To be fair to President Trump, soaring federal debt doesn’t have to mean total U.S. debt soars as well.  After all, nothing pushes up debt as a percent of GDP more than a deep recession, which reduces GDP and causes federal tax revenues to plunge and social service costs to soar…Following the Trump tax cuts, it is possible that households and businesses could use the additional money floating around as the federal government goes broke to reduce their own debts, and to buy up all those extra U.S. Treasury bills and bonds. Remember “we owe it all to ourselves?”   But that’s not the way to bet.

I’m glad I didn’t take that bet.  For now.

Federal Reserve Z1 data was released for 2018 on March 7, and thanks to another future selling, anti-America (as a collective) Republican President, the federal debt indeed has begun to soar again.  Business debt is also soaring, even as investment in the United States remains low, as the executive/financial class pillages American business to buy back stock and inflate executive pay, while pillaging the future of the companies they work foragainst.   Following The Donald’s private-sector example.
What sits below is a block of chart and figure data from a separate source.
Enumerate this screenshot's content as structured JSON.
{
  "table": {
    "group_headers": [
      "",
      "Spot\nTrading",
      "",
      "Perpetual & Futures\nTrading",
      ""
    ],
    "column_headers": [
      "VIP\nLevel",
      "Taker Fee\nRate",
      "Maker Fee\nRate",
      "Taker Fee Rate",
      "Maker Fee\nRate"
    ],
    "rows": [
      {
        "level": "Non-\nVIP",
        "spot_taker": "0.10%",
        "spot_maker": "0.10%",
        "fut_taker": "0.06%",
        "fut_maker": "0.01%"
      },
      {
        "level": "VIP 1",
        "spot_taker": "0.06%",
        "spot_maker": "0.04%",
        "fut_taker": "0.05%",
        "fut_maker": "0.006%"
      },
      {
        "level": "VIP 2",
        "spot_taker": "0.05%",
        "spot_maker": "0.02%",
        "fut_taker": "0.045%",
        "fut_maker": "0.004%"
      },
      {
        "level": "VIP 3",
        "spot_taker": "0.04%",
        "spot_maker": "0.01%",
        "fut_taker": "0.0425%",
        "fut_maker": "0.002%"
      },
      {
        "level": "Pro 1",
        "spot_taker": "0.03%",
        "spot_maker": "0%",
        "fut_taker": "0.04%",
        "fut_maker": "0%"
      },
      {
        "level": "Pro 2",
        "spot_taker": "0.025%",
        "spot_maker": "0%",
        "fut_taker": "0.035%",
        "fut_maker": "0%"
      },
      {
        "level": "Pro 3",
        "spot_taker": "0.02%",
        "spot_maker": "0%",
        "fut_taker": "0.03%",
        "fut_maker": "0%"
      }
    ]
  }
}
But total U.S. credit market debt did not soar.  By not buying houses at inflated prices and saving rather than borrowing, screwed later-born generations are desperately trying to secure their own futures.  Even as those in control of our public and private institutions continue to sell their collective future out from under them, cashing in whatever is left. As a result their savings, placed with these institutions, are likely to go “poof” eventually.  And buying a house is an even worse bet.